– А еще есть остров Дункана Мак-Лауда, – наябедничал Ягода, почувствовав, что гроза пронеслась мимо. – А из наших названий только один царский генерал. И еще адмирал есть, но тоже царский.
Товарищ Сталин неторопливо потрошил папиросы, на этот раз решив закурить трубку. Каменев с Ягодой подобрались и построжели. Трубка – это знак. Трубка в руке – это принятие важных и судьбоносных решений, от которых могут полететь многие головы. Как и знак того, что в случае успеха можно взлететь высоко-высоко.
– Не надо трогать царских адмиралов с генералами, – негромко посоветовал Сталин. – Товарищ Макаров до черных орлов чуть ли не из пролетариев дослужился. К тому же – именно он первым из русских занялся этими островами. А товарищ Брусилов поддержал Советскую власть. Так что это наш царский генерал. Ведь правда, товарищ Каменев?

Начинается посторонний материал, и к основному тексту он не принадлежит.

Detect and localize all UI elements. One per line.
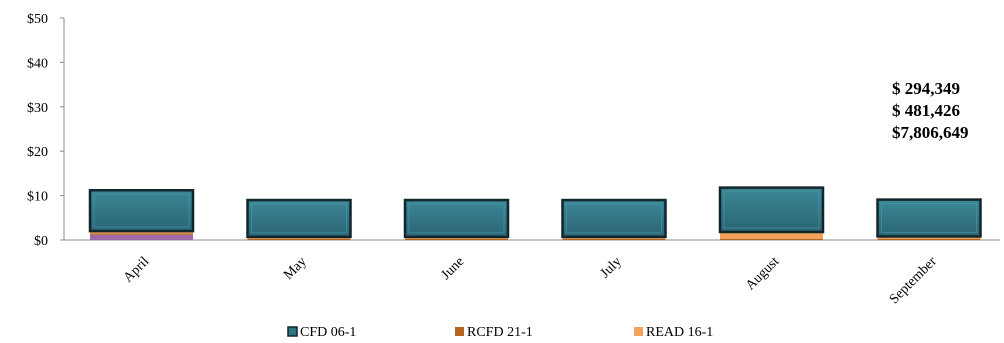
value-annotation: $7,806,649: [892, 123, 969, 142]
bar-bevel: [93, 193, 190, 228]
category-label: September: [887, 254, 940, 307]
bar-bevel: [723, 191, 820, 229]
y-tick-label: $0: [34, 234, 48, 249]
y-tick-label: $40: [27, 56, 48, 71]
bars-group: [88, 186, 982, 240]
y-tick-label: $10: [27, 190, 48, 205]
value-annotation: $ 481,426: [892, 101, 960, 120]
y-tick-label: $30: [27, 101, 48, 116]
legend-label: READ 16-1: [646, 325, 713, 340]
legend-swatch: [455, 327, 464, 336]
bar-bevel: [566, 203, 662, 234]
bar-segment: [562, 238, 666, 240]
bar-bevel: [251, 203, 347, 234]
value-annotation: $ 294,349: [892, 79, 960, 98]
bar-segment: [88, 189, 195, 233]
category-label: May: [281, 254, 310, 283]
category-label: April: [121, 254, 153, 286]
legend-label: CFD 06-1: [300, 325, 356, 340]
category-label: July: [598, 254, 625, 281]
y-tick-label: $20: [27, 145, 48, 160]
legend-swatch: [287, 326, 298, 337]
bar-segment: [90, 233, 193, 235]
legend-label: RCFD 21-1: [467, 325, 533, 340]
bar-bevel: [881, 203, 977, 233]
bar-segment: [403, 198, 510, 239]
bar-segment: [876, 198, 982, 238]
legend-swatch: [634, 327, 643, 336]
bar-segment: [718, 186, 825, 234]
legend: CFD 06-1 RCFD 21-1 READ 16-1: [287, 325, 713, 340]
bar-segment: [720, 232, 823, 239]
category-label: August: [743, 254, 782, 293]
y-tick-label: $50: [27, 12, 48, 27]
annotations: $ 294,349 $ 481,426 $7,806,649: [892, 79, 969, 142]
category-label: June: [439, 254, 468, 283]
bar-segment: [720, 238, 823, 240]
bar-segment: [877, 238, 981, 240]
bar-segment: [561, 198, 667, 239]
bar-segment: [247, 238, 351, 240]
y-tick-labels: $0 $10 $20 $30 $40 $50: [27, 12, 48, 249]
bar-segment: [90, 234, 193, 240]
bar-segment: [405, 238, 508, 240]
bar-segment: [246, 198, 352, 239]
category-labels: April May June July August September: [121, 254, 940, 307]
y-axis: [60, 17, 1000, 241]
bar-bevel: [408, 203, 505, 234]
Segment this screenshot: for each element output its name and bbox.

Бывший полковник поспешил согласиться:
– Так точно, Иосиф Виссарионович. Я предлагаю дать всем островам и проливам имена героев Гражданской войны.
– И чекистов, – поддакнул Ягода.
– Нет, не пойдет, – отрицательно покачал головой Сталин, – герои гражданской войны – это, конечно, замечательно. Но сегодня он герой, а завтра выясняется, что на самом деле это английский шпион и сволочь сволочью. Как тот же Лев Давидович. Прикажете опять переименовывать? Нет, названия нужно давать в честь проверенных временем и историей товарищей, про которых мы точно знаем, что не изменят. Герои войны 1812 года, например. Да и мало ли других героев? Тот же Ермак. Или Олег Вещий, давший отпор византийскому агрессору на его территории. И прогрессивная общественность на Западе поймет, что Советский союз – это государство с историей, берущей начало в глубине веков.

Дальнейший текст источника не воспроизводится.